By Maria Alejandra Cardona and Rich McKay
PROVIDENCE, Rhode Island, Dec 15 (Reuters) – Authorities on Monday renewed their search for the gunman who killed two students and wounded seven others at Brown University over the weekend, who was arrested as a “person of interest” in Sunday’s shooting.
Although officials said late Sunday they were resuming the search for a suspect, they said there were no credible threats to the community and that they would not reimpose a shelter-in-place order for the campus and surrounding areas that had previously been lifted.
Although the face of the alleged shooter walking in black clothing near the attacked building was not seen, police have released surveillance footage.
According to police, the gunman fled after shooting students into a classroom in Brown’s Barus & Holley Engineering and Physics Building, where an exterior door was left open while an exam was in progress.
At a news conference late Sunday, authorities said there was enough evidence to justify detaining an unidentified person of interest, a man in his 20s.

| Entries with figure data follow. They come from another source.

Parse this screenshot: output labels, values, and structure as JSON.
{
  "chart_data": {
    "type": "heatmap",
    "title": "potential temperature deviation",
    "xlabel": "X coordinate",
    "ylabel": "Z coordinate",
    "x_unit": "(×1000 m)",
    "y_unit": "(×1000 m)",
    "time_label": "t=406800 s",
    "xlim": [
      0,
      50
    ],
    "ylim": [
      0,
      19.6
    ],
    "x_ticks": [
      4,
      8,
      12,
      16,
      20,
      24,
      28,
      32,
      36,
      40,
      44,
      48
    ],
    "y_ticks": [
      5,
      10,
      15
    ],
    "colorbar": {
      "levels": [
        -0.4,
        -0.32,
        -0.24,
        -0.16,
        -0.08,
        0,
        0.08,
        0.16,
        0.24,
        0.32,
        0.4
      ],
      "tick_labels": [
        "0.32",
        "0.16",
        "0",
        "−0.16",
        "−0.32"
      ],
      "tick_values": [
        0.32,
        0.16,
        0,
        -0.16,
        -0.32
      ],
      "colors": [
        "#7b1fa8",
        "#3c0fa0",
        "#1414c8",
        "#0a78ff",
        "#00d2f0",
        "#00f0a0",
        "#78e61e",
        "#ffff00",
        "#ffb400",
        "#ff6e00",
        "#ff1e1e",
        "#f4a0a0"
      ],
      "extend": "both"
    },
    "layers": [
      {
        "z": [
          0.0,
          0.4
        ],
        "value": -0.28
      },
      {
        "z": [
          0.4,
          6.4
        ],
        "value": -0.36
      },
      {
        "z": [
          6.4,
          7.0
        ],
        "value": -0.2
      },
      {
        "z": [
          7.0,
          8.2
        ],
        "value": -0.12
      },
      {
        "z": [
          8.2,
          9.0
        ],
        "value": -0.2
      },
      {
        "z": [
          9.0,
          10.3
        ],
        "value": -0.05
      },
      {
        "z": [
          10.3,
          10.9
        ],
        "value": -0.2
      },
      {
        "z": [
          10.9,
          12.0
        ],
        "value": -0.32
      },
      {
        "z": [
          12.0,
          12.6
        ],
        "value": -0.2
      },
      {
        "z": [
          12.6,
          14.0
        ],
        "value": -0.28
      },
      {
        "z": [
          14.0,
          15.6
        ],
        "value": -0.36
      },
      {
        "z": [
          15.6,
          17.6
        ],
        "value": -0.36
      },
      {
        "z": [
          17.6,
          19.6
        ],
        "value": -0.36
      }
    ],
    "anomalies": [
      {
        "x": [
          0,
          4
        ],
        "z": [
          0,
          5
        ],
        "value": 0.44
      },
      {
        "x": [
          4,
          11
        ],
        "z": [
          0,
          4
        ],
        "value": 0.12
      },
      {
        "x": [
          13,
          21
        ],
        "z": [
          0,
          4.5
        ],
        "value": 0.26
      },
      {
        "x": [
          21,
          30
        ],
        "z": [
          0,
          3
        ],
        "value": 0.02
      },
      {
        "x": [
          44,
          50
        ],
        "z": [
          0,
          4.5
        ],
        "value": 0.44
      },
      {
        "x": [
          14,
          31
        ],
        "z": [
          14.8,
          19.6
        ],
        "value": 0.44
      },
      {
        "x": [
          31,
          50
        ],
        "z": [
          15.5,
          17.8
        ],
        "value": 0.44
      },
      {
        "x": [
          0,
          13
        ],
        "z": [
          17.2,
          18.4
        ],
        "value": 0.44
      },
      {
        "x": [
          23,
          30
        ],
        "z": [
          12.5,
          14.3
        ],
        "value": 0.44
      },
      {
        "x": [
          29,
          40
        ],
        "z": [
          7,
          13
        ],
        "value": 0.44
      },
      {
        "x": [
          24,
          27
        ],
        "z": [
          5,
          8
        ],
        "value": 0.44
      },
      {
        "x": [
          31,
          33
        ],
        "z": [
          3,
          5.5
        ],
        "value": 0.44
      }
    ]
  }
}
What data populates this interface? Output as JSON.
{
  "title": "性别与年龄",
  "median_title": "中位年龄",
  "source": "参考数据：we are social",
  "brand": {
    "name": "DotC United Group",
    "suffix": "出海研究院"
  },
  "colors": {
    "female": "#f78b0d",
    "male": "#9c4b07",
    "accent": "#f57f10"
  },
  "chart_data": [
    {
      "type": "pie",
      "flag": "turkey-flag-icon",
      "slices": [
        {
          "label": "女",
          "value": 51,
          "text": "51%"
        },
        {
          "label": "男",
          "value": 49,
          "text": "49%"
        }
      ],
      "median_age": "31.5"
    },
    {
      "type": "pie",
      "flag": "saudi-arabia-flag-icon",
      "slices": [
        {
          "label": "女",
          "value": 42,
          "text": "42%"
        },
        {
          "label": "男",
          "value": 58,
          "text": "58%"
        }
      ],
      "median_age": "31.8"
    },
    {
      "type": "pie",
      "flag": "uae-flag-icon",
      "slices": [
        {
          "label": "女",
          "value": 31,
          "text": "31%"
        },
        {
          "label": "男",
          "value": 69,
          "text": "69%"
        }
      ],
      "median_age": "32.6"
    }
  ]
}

But Providence Mayor Brett Smiley told reporters the investigation was going “in a different direction,” without giving further details. Rhode Island Attorney General Peter Neronha said investigators had determined “there is no basis to believe he is a person of interest, so … he is being released.”
A mass shooting rocked the campus of Brown, one of the oldest and most prestigious universities in the United States. The Ivy League school, home to nearly 11,000 undergraduate and graduate students, canceled exams and classes for the rest of the year, and the campus was quiet Sunday as a light snow blanketed the city.
The victims of the shooting are in mourning
The two students killed were Ella Cook, a sophomore from Mountain Brook, Alabama, and Muhammed Aziz Umarzhokov, a citizen of Uzbekistan, according to statements from various authorities.
Cook was vice president of the school’s College Republicans and a “leading Republican voice” at Brown, according to the X-Post of the New York Republican Club. Her LinkedIn profile included jobs as an ice cream server at Mountain Brook Creamery and a program assistant in New York.
“Wesley and I join the Mountain Brook community and all of Alabama in mourning the heartbreaking loss of our own, Ella Cook, who was senselessly killed over the weekend on the campus of Brown University,” U.S. Senator Katie Britt of Alabama wrote in a statement with her husband, Wesley.
Umarzhokov, an aspiring neurosurgeon, was “the kindest person,” according to a GoFundMe campaign set up by his family.
“He always gave a helping hand to anyone in need without hesitation, and was the kindest person our family has ever known,” the family wrote. “Our family is incredibly devastated by this loss.”
He graduated from Midlothian High School in Virginia this spring, according to the Washington Post. In a statement, U.S. Ambassador to Uzbekistan Jonathan Henick mourned the “loss of her bright future.”
The students were surprised
Brown graduate student Ref Bari, 22, said he was inside the Barus & Holley building when he heard what sounded like gunshots.
Bari ran out of the building and asked another student running down the street if she could hide with her and her friends, and she agreed. They returned to her basement apartment and hid in the bathroom.
“He believed in me,” he said. “The only connection between us is that we’re both students at Brown, but beyond that, we don’t know each other.”
Joseph Oduro, a 21-year-old teaching assistant, told CNN he was in the classroom where the attack happened.
“The first few gunshots went straight through the chalkboard where I was standing,” Oduro said. “Who knows, if I hadn’t laughed, maybe I wouldn’t be here today.”
A student next to him was shot twice in the leg and would undergo surgery on Sunday, he said.